- Create an account here: https://www.ncbi.nlm.nih.gov/myncbi/
- Note the API key specified here: https://account.ncbi.nlm.nih.gov/settings/
- Install Entrez:
pip install entrezpy
- As this method is limited to fetch 9,998 records at a time we can split the fetch start and end date to accumulate them.
- This method of data acquisition is limited to fetch 9,998 records.
- In-order to fasten the fetching process Data_Acquisition_Parallel_Threading utilised Process parallelization method. However, utilizing this method sometime results in blocking the API key by PubMed.

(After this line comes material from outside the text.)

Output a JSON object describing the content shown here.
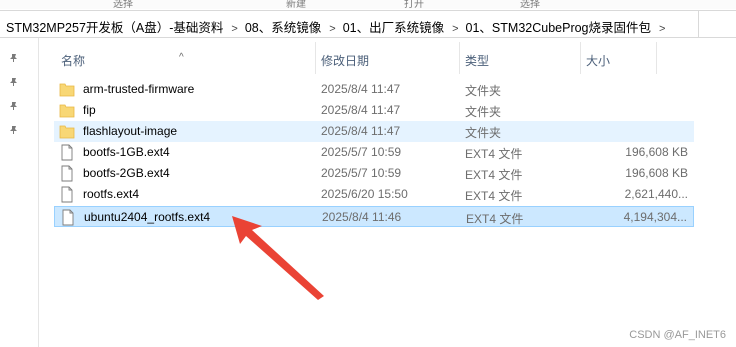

Note: We have opted to gather the data utilizing the API calls method for our project. The decision is based on the time taken to gather the data.
- Installation commands:
sh -c "$(curl -fsSL https://ftp.ncbi.nlm.nih.gov/entrez/entrezdirect/install-edirect.sh)"
sh -c "$(wget -q https://ftp.ncbi.nlm.nih.gov/entrez/entrezdirect/install-edirect.sh -O -)"
- Exporting the environment variables:
export PATH=${HOME}/edirect:${PATH}
- Setting the API key in bash_profile and .zshrc configuration files:
export NCBI_API_KEY=unique_api_key
- This method of data acquisition has no limit in record fetches.
- This method is, time-consuming when compared to API calls method.